В результате осмотра архивов после смерти академика ЛЫСЕНКО Т.Д. в его рабочих кабинетах в Москве и на Экспериментальной научно-исследовательской базе "Горки Ленинские" была обнаружена его переписка с ЦК КПСС, МК КПСС, Советом Министров СССР и Академией наук СССР по вопросам научной деятельности и сложившейся вокруг него обстановки.
Кроме того, в процессе беседы с сыновьями ЛЫСЕНКО Т.Д. ЛЫСЕНКО Олегом Трофимовичем и ЛЫСЕНКО Юрием Трофимовичем
было установлено, что они, их мать и сестра хранят по одному экземпляру фотокопии доклада "о положении в советской
биологической науке" с поправками И.В.СТАЛИНА, с которым академик выступал в августе 1948 года на сессии Всесоюзной
академии сельхознаук им.В.И.ЛЕНИНА. Один из этих экземпляров фотокопии доклада был получен от ЛЫСЕНКО Ю.Т. Три других фотокопий доклада родственники академика ЛЫСЕНКО Т.Д. передать отказались, хранят их в качестве семейной реликвии и заверили, что они никому не передадут и не допустят использование их в негативных целях.

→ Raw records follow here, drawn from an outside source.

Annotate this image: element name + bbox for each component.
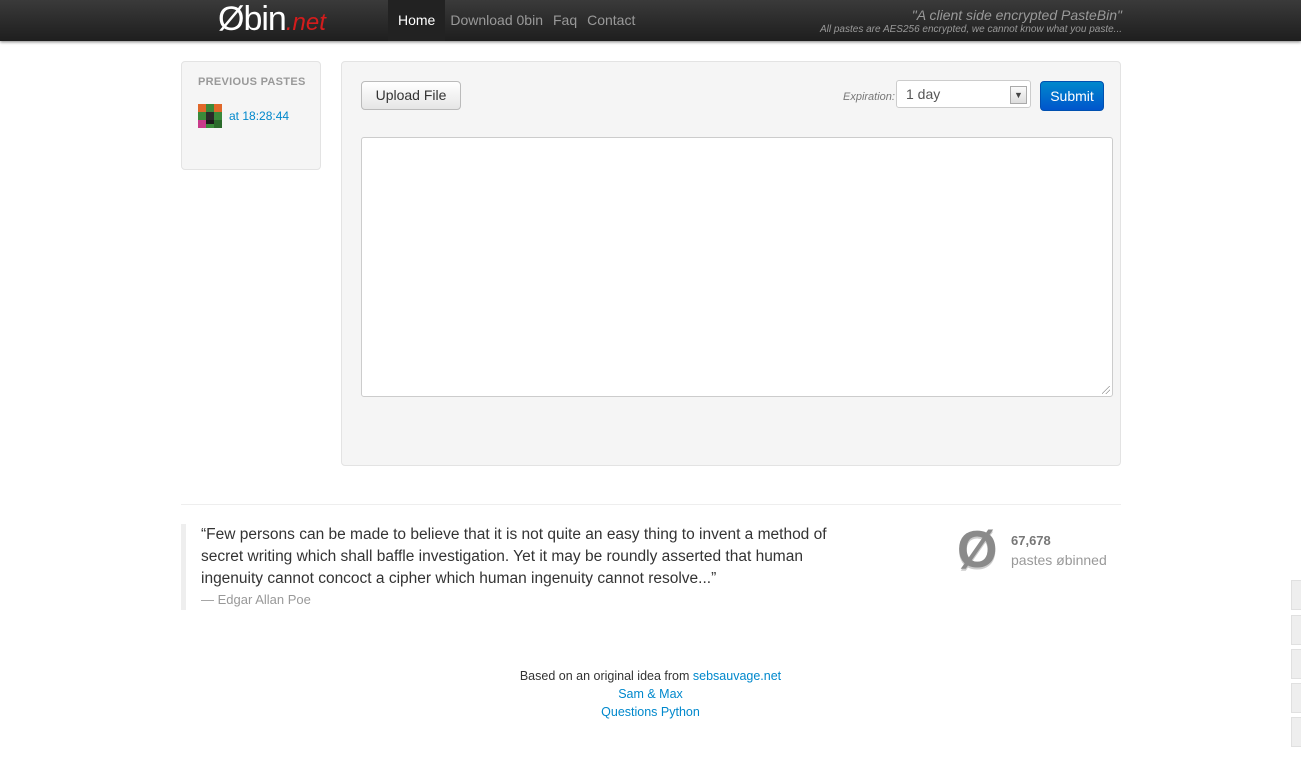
footer-credit-text: Based on an original idea from	[519, 669, 690, 683]
submit-button[interactable]: Submit	[1040, 81, 1104, 111]
expiration-select[interactable]: 1 day ▼	[896, 80, 1031, 108]
subtagline: All pastes are AES256 encrypted, we cann…	[819, 24, 1122, 35]
footer-credit-line: Based on an original idea from sebsauvag…	[0, 667, 1301, 685]
expiration-label: Expiration:	[843, 91, 895, 103]
paste-form: Upload File Expiration: 1 day ▼ Submit	[341, 61, 1121, 466]
paste-count-label: pastes øbinned	[1011, 552, 1107, 568]
sam-max-link[interactable]: Sam & Max	[618, 687, 683, 701]
top-navbar: Øbin.net Home Download 0bin Faq Contact …	[0, 0, 1301, 41]
edge-tab[interactable]	[1291, 717, 1301, 747]
chevron-down-icon: ▼	[1010, 86, 1027, 104]
quote-author: — Edgar Allan Poe	[201, 592, 311, 607]
brand-suffix: .net	[285, 9, 326, 36]
paste-count: 67,678	[1011, 533, 1051, 548]
sebsauvage-link[interactable]: sebsauvage.net	[693, 669, 781, 683]
previous-pastes-panel: PREVIOUS PASTES at 18:28:44	[181, 61, 321, 170]
paste-identicon	[198, 104, 222, 128]
nav-download[interactable]: Download 0bin	[445, 0, 548, 41]
previous-pastes-title: PREVIOUS PASTES	[198, 76, 306, 88]
zero-bin-logo-icon: Ø	[957, 521, 998, 579]
previous-paste-link[interactable]: at 18:28:44	[229, 109, 289, 123]
previous-paste-item[interactable]: at 18:28:44	[198, 104, 289, 128]
nav-contact[interactable]: Contact	[582, 0, 640, 41]
paste-content-input[interactable]	[361, 137, 1113, 397]
nav-home[interactable]: Home	[388, 0, 446, 41]
nav-faq[interactable]: Faq	[548, 0, 582, 41]
brand-logo[interactable]: Øbin.net	[218, 0, 326, 41]
brand-main: Øbin	[218, 0, 287, 38]
edge-tab[interactable]	[1291, 580, 1301, 610]
main-nav: Home Download 0bin Faq Contact	[388, 0, 640, 41]
edge-tab[interactable]	[1291, 683, 1301, 713]
section-divider	[181, 504, 1121, 505]
expiration-value: 1 day	[906, 86, 941, 102]
footer: Based on an original idea from sebsauvag…	[0, 667, 1301, 721]
edge-tab[interactable]	[1291, 649, 1301, 679]
quote-text: “Few persons can be made to believe that…	[201, 526, 827, 587]
resize-grip-icon[interactable]	[1102, 386, 1110, 394]
questions-python-link[interactable]: Questions Python	[601, 705, 700, 719]
upload-file-button[interactable]: Upload File	[361, 81, 461, 110]
tagline: "A client side encrypted PasteBin"	[911, 7, 1122, 23]
tagline-block: "A client side encrypted PasteBin" All p…	[820, 6, 1122, 36]
edge-tab[interactable]	[1291, 615, 1301, 645]
quote-block: “Few persons can be made to believe that…	[181, 524, 861, 610]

Подлинник доклада академика ЛЫСЕНКО Т.Д. "О положении в советской биологической науке" с мая 1953 года хранится в Институте марксизма-ленинизма при ЦК КПСС в фонде материалов И.В.СТАЛИНА.
В связи с тем, что в случае попадания на Запад указанные документы могут быть использованы в невыгодном для СССР плане, они были взяты в КГБ при СМ СССР и направляются в ЦК КПСС.
Просим рассмотреть
Приложение:
I. Фотокопия доклада ЛЫСЕНКО Т.Д. "о положении в советской биологической науке", на 48 листах, несекретно.
2. Переписка ЛЫСЕНКО Т.Д. с ЦК КПСС, МК КПСС, Советом Министров СССР, Академией Наук СССР, на 426 листах, несекретно.
3. Переводы иностранных статей на 110 листах, несекретно.